Did you know that Top Gun Bush is poised to become the first President since Herbert Hoover to preside over job destruction rather than job creation? Thanks to Daniel Gross's article,
recently posted on Slate, we also know that Bush's last tax cut, the largest cut in American history, has so far "cost" America 1.7 million jobs and counting.
For a comparison of how Bush's record of job destruction compares to previous presidencies since World War II, check out the following compilation by the International Association of Machinists, which looked at the average growth in monthly employment during the terms of the last fifteen presidential administrations (There's a link for this if anyone wants it):
Truman First Term: 60,000 jobs gained per month
Truman Second Term: 113,000 jobs gained per month
Eisenhower First Term: 58,000 jobs gained per month
Eisenhower Second Term: 15,000 jobs gained per month
Kennedy: 122,000 jobs gained per month
Johnson: 206,000 jobs gained per month
Nixon First Term: 129,000 jobs gained per month
Nixon/Ford : 105,000 jobs gained per month
Carter: 218,000 jobs gained per month
Reagan First Term: 109,000 jobs gained per month
Reagan Second Term: 224,000 jobs gained per month
G. Bush: 52,000 jobs gained per month
Clinton First Term: 242,000 jobs gained per month
Clinton Second Term: 235,000 jobs gained per month
G.W. Bush : 69,000 jobs
LOST per month
Also back on land: While this Administration stakes out the patriotic high ground, it is decimating programs that benefit veterans, their families and their communities to hand the super-rich another tax cut.

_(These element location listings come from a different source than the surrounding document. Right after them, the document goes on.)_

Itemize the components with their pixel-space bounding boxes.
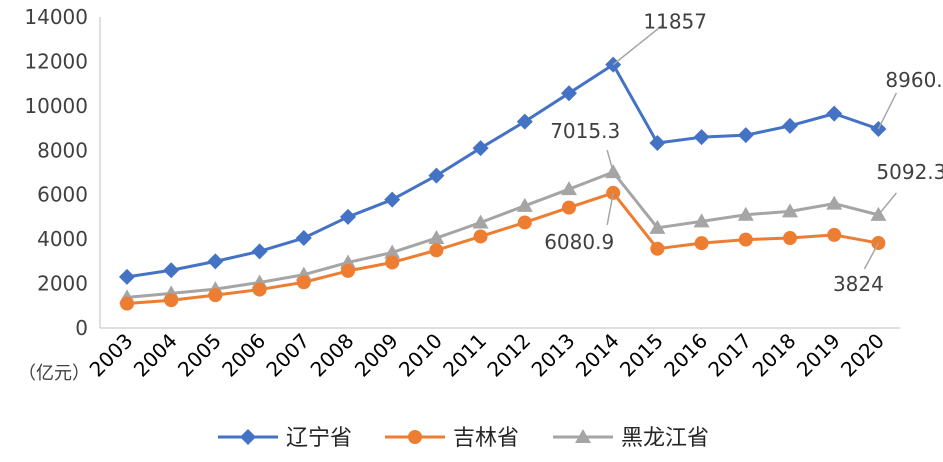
legend-label: 辽宁省 (286, 426, 352, 451)
data-point-diamond (516, 113, 533, 130)
y-axis: 0 2000 4000 6000 8000 10000 12000 14000 (24, 5, 101, 340)
data-point-circle (341, 263, 355, 278)
data-point-triangle (693, 213, 710, 228)
data-point-triangle (472, 214, 489, 229)
data-point-diamond (251, 243, 268, 260)
data-point-triangle (575, 429, 591, 443)
data-point-circle (694, 236, 709, 251)
data-point-circle (164, 293, 179, 308)
data-point-circle (208, 288, 223, 303)
x-tick-label: 2006 (217, 329, 270, 382)
data-point-circle (783, 231, 797, 246)
unit-label: （亿元） (18, 363, 90, 384)
y-tick-label: 10000 (24, 94, 88, 118)
x-tick-label: 2020 (836, 329, 889, 382)
x-tick-label: 2018 (748, 329, 801, 382)
data-point-circle (650, 241, 665, 256)
data-point-triangle (384, 244, 401, 259)
data-point-triangle (782, 203, 798, 218)
x-tick-label: 2014 (571, 329, 624, 382)
x-tick-label: 2007 (261, 329, 314, 382)
data-point-circle (120, 296, 134, 311)
data-label: 3824 (833, 272, 884, 296)
data-label: 6080.9 (544, 230, 614, 254)
data-point-diamond (240, 429, 256, 445)
data-point-triangle (649, 219, 666, 234)
annotation-leader-line (606, 149, 614, 173)
data-point-diamond (428, 167, 445, 184)
data-point-circle (385, 255, 400, 270)
data-point-diamond (340, 208, 356, 225)
series-line-1 (126, 191, 879, 306)
annotation-leader-line (877, 192, 897, 216)
y-tick-label: 12000 (24, 49, 88, 73)
annotation-leader-line (612, 24, 664, 66)
data-point-diamond (826, 105, 843, 122)
data-point-circle (296, 275, 311, 290)
data-label: 11857 (643, 10, 707, 34)
x-tick-label: 2011 (438, 329, 491, 382)
x-tick-label: 2005 (173, 329, 226, 382)
data-point-diamond (472, 140, 489, 157)
annotation-leader-line (863, 242, 880, 270)
x-tick-label: 2017 (703, 329, 756, 382)
series-markers (119, 56, 887, 311)
data-point-circle (517, 215, 532, 230)
y-tick-label: 6000 (37, 183, 88, 207)
y-tick-label: 14000 (24, 5, 88, 29)
data-point-circle (738, 232, 753, 247)
x-tick-label: 2013 (527, 329, 580, 382)
data-point-diamond (384, 191, 401, 208)
data-point-circle (252, 282, 267, 297)
data-point-diamond (693, 129, 710, 146)
data-point-triangle (737, 206, 754, 221)
data-point-diamond (737, 127, 754, 144)
y-tick-label: 2000 (37, 272, 88, 296)
x-tick-label: 2016 (659, 329, 712, 382)
data-point-diamond (207, 253, 224, 270)
y-tick-label: 8000 (37, 138, 88, 162)
data-label: 7015.3 (550, 119, 620, 143)
data-point-triangle (826, 195, 843, 210)
data-point-diamond (782, 117, 798, 134)
x-tick-label: 2015 (615, 329, 668, 382)
data-point-triangle (340, 254, 356, 269)
legend: 辽宁省 吉林省 黑龙江省 (218, 426, 709, 451)
x-tick-label: 2003 (85, 329, 138, 382)
series-line-0 (126, 63, 879, 279)
x-tick-label: 2010 (394, 329, 447, 382)
data-annotations: 11857 8960.9 7015.3 6080.9 5092.3 3824 (544, 10, 943, 296)
x-tick-label: 2004 (129, 329, 182, 382)
data-point-diamond (649, 134, 666, 151)
data-point-triangle (516, 197, 533, 212)
legend-label: 黑龙江省 (621, 426, 709, 451)
data-point-circle (429, 243, 444, 258)
x-tick-label: 2009 (350, 329, 403, 382)
annotation-leader-line (606, 192, 614, 226)
data-point-diamond (561, 85, 577, 102)
data-point-diamond (163, 262, 180, 279)
x-axis: 2003200420052006200720082009201020112012… (85, 327, 901, 382)
data-point-circle (562, 200, 576, 215)
y-tick-label: 0 (75, 316, 88, 340)
series-lines (126, 63, 879, 306)
data-point-circle (473, 229, 488, 244)
x-tick-label: 2019 (792, 329, 845, 382)
annotation-leader-line (877, 92, 898, 130)
data-point-diamond (119, 268, 135, 285)
data-label: 5092.3 (876, 160, 943, 184)
data-label: 8960.9 (885, 68, 943, 92)
x-tick-label: 2008 (306, 329, 359, 382)
x-tick-label: 2012 (482, 329, 535, 382)
data-point-diamond (295, 230, 312, 247)
series-line-2 (126, 170, 879, 299)
legend-label: 吉林省 (453, 426, 519, 451)
data-point-circle (827, 227, 842, 242)
data-point-triangle (428, 230, 445, 245)
y-tick-label: 4000 (37, 227, 88, 251)
data-point-circle (408, 430, 422, 444)
data-point-triangle (561, 181, 577, 196)
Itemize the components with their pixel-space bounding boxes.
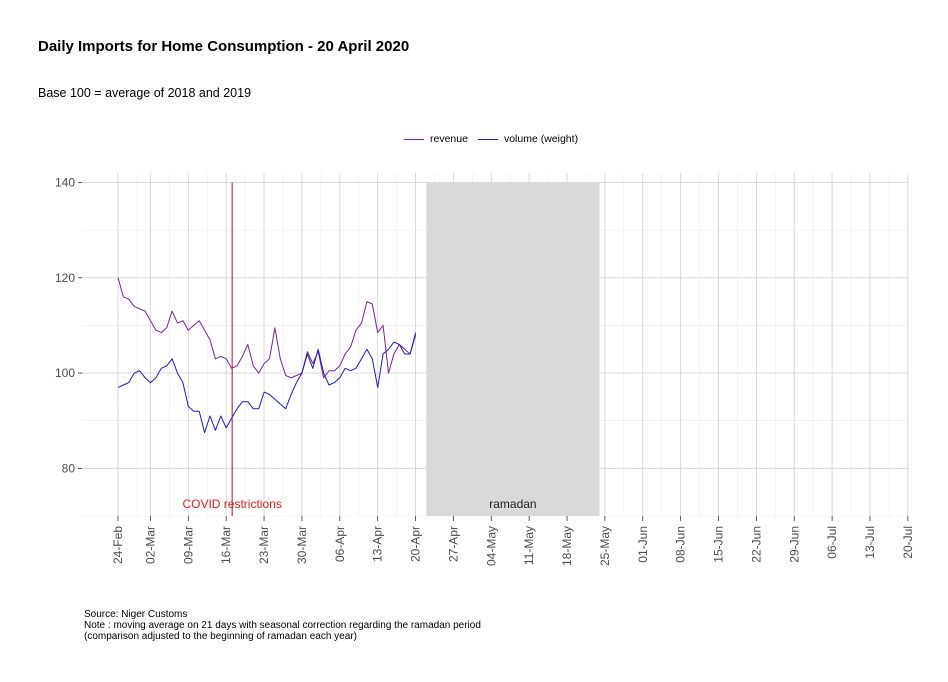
caption-source: Source: Niger Customs [84,609,188,620]
ramadan-label: ramadan [489,497,536,511]
x-tick-label: 22-Jun [749,526,763,563]
ramadan-band-group: ramadan [426,182,600,516]
y-tick-label: 100 [55,366,75,380]
series-lines [117,277,417,434]
legend-item-volume: volume (weight) [477,133,579,145]
series-line-revenue [117,277,417,379]
y-axis: 80 100 120 140 [55,176,82,475]
x-tick-label: 06-Apr [333,526,347,562]
y-tick-label: 140 [55,176,75,190]
x-tick-label: 15-Jun [712,526,726,563]
covid-restrictions-label: COVID restrictions [182,497,281,511]
x-tick-label: 01-Jun [636,526,650,563]
legend-swatch-volume [477,138,498,140]
x-tick-label: 02-Mar [143,526,157,564]
x-tick-label: 23-Mar [257,526,271,564]
legend-label-volume: volume (weight) [503,133,579,145]
x-tick-label: 27-Apr [446,526,460,562]
x-tick-label: 20-Apr [409,526,423,562]
chart-caption: Source: Niger Customs Note : moving aver… [84,609,481,642]
x-tick-label: 04-May [484,526,498,566]
chart-subtitle: Base 100 = average of 2018 and 2019 [38,86,252,100]
y-tick-label: 120 [55,271,75,285]
series-line-volume [117,332,417,434]
legend-swatch-revenue [404,138,424,140]
annotations: COVID restrictions [182,182,282,516]
x-tick-label: 09-Mar [181,526,195,564]
legend-item-revenue: revenue [404,133,468,145]
x-tick-label: 08-Jun [674,526,688,563]
x-tick-label: 30-Mar [295,526,309,564]
x-axis: 24-Feb 02-Mar 09-Mar 16-Mar 23-Mar 30-Mar 06-A… [111,516,915,566]
caption-note-2: (comparison adjusted to the beginning of… [84,631,357,642]
chart-title: Daily Imports for Home Consumption - 20 … [38,38,410,55]
x-tick-label: 13-Apr [371,526,385,562]
x-tick-label: 11-May [522,526,536,565]
x-tick-label: 13-Jul [863,526,877,559]
x-tick-label: 06-Jul [825,526,839,559]
x-tick-label: 29-Jun [787,526,801,563]
x-tick-label: 20-Jul [901,526,915,559]
x-tick-label: 25-May [598,526,612,566]
caption-note: Note : moving average on 21 days with se… [84,620,481,631]
chart-legend: revenue volume (weight) [404,133,578,145]
y-tick-label: 80 [62,461,76,475]
x-tick-label: 18-May [560,526,574,566]
ramadan-band [426,182,600,516]
x-tick-label: 16-Mar [219,526,233,564]
x-tick-label: 24-Feb [111,526,125,564]
legend-label-revenue: revenue [430,133,468,145]
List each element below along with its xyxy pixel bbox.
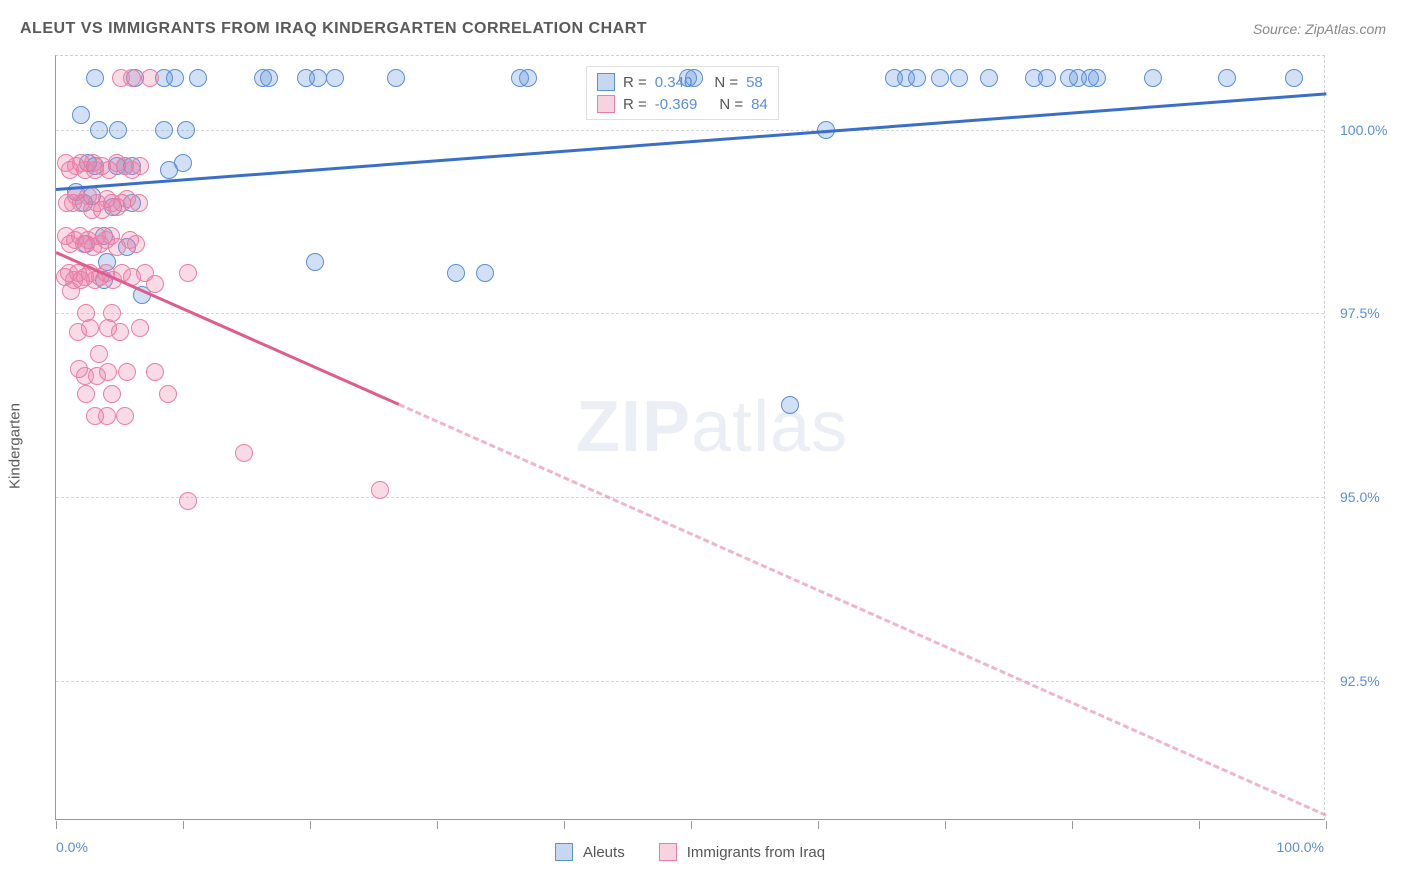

National unemployment has just increased to 6 percent, the highest in almost a decade. The states face the worst budget crisis since the 1930s. Primary services such as schools, basic health care, sanitation and law enforcement are being undermined. Lines at food banks are longer and longer. Homelessness is on the rise. Even the state agencies charged with combating terrorism are being gutted. As Bob Herbert wrote in his May 1 New York Times column (it's in the pay-per-view archives now, so no link):
"There is a faint but unmistakable whiff of Depression in the air."